10 princípios psicológicos e práticos para o desenvolvimento da inteligência emocional infanto-juvenil.

O valor da inteligência emocional no desenvolvimento infanto-juvenil.

Prantos, ataque de fúria, impulsividade, descontentamento…. Que atire a primeira pedra o pai ou professor que nunca teve que lidar com as frustrações de uma criança ou jovem!
Inteligência emocional
Inteligência emocional

A escola é, sem dúvida, um espaço de sociabilização propício à aprendizagem de regras de convivência, à cidadania, à cultura e tantas outras competências e habilidades preciosas à formação intelectual e social do indivíduo.

Apesar da escola congregar tantos papéis formadores, o desenvolvimento da inteligência emocional, competência primordial para a saúde e o equilíbrio do SER, também deve ser incorporada à prática educacional.

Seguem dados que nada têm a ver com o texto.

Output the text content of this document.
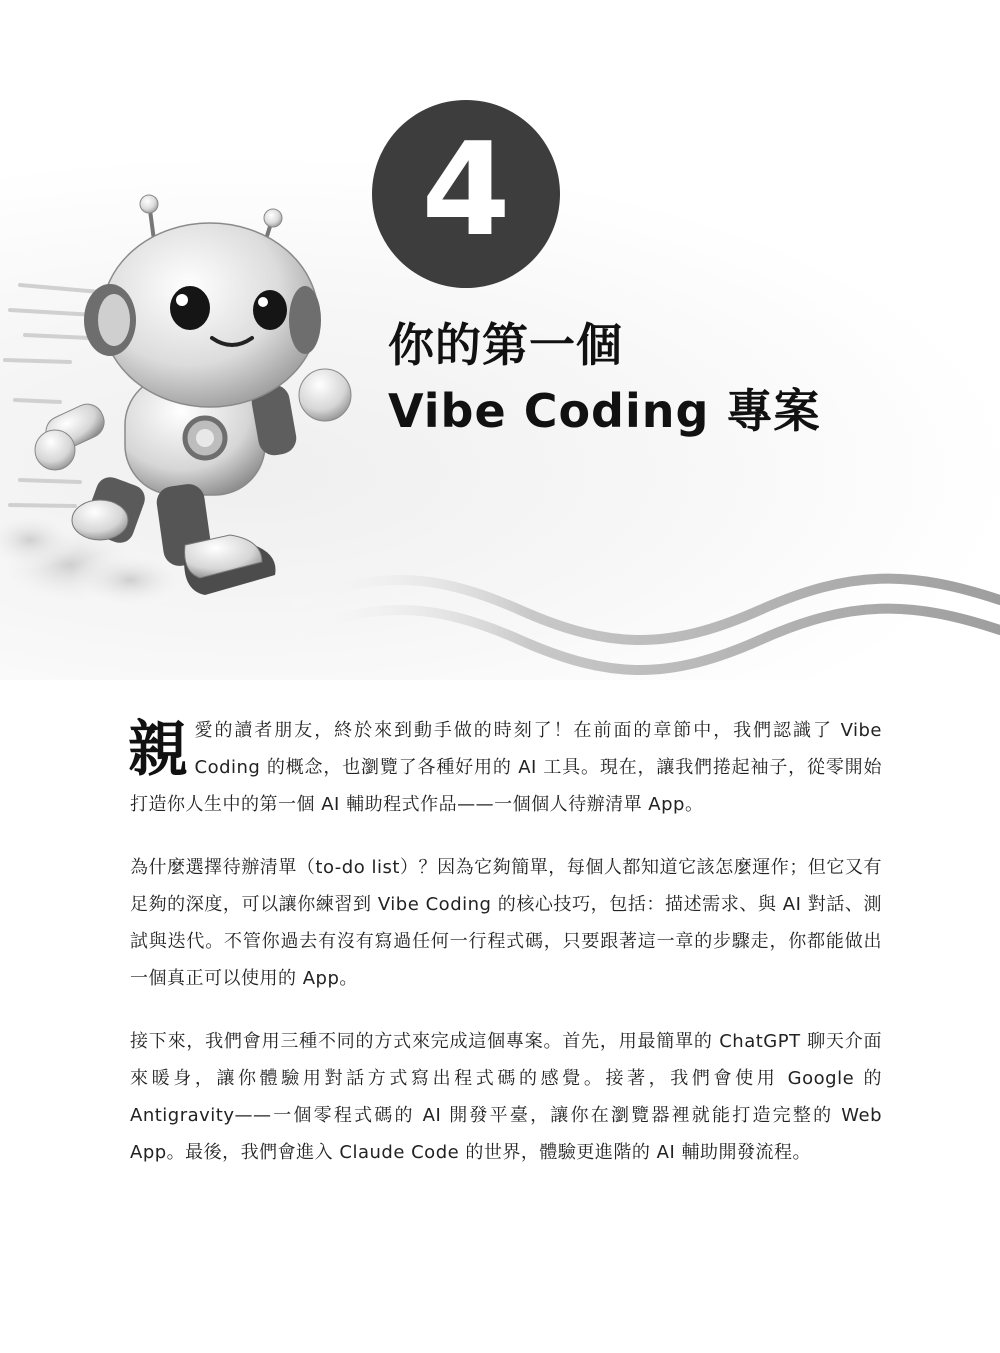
4
你的第一個
Vibe Coding 專案

親愛的讀者朋友，終於來到動手做的時刻了！在前面的章節中，我們認識了 Vibe Coding 的概念，也瀏覽了各種好用的 AI 工具。現在，讓我們捲起袖子，從零開始打造你人生中的第一個 AI 輔助程式作品——一個個人待辦清單 App。

為什麼選擇待辦清單（to-do list）？因為它夠簡單，每個人都知道它該怎麼運作；但它又有足夠的深度，可以讓你練習到 Vibe Coding 的核心技巧，包括：描述需求、與 AI 對話、測試與迭代。不管你過去有沒有寫過任何一行程式碼，只要跟著這一章的步驟走，你都能做出一個真正可以使用的 App。

接下來，我們會用三種不同的方式來完成這個專案。首先，用最簡單的 ChatGPT 聊天介面來暖身，讓你體驗用對話方式寫出程式碼的感覺。接著，我們會使用 Google 的 Antigravity——一個零程式碼的 AI 開發平臺，讓你在瀏覽器裡就能打造完整的 Web App。最後，我們會進入 Claude Code 的世界，體驗更進階的 AI 輔助開發流程。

Razões pelas quais a inteligência emocional deve ser trabalhada na escola

A inteligência emocional e a vida familiar se convergem na escola.

O papel de educador dos pais é essencial para a formação de seus filhos, sujeitos em desenvolvimento. É importante que a convivência familiar seja equilibrada, priorizando-se o afeto, a disciplina não coerciva e a segurança emocional.

Nos transparece, que cada vez mais a escola usurpa este referencial familiar. Sabemos que famílias desestruturadas não são capazes de ponderar acerca do bem-estar de suas crianças. Sabemos também que há muitas famílias estruturadas cujo cotidiano impossibilita um acompanhamento efetivo do crescimento de seus filhos – são os tempos modernos.

É neste cenário; portanto, que a escola precisa combater o analfabetismo emocional, facilitando a formação futura de adultos emocionalmente inteligentes.

Inteligência emocional
Fonte conceitual:  Inteligência emocional – Daniel Goleman.   Visual: Luciana Oliveira

Cada vez mais, percebemos a importância inegável do papel social do educador. Este, é um referencial para os jovens cuja conduta pode impactar positivamente os educandos.

Na escola, por exemplo, o professor além de trabalhar o currículo das disciplinas e a sociabilização, também carece de intervir no equilíbrio emocional de seus alunos.

Inúmeras vezes, passei por experiências na sala de aula ou em projetos sociais de cunho psicossocial, onde a criança ou adolescente direcionava a sua frustração de forma incoerente ou agressiva.

Corriqueiramente, também era notável a oscilação no desenvolvimento escolar destes jovens. A falta de equilíbrio emocional, independente da condição socioeconômica, era vislumbrada por meios das anamneses realizadas com os familiares.

Brigas entre os entes queridos às crianças e jovens, casos de alienação parental, cobranças excessivas, etc., influenciavam no rendimento dos educandos. Não sendo incomum crianças, antes com bom desempenho, terem redução no aproveitamento escolar.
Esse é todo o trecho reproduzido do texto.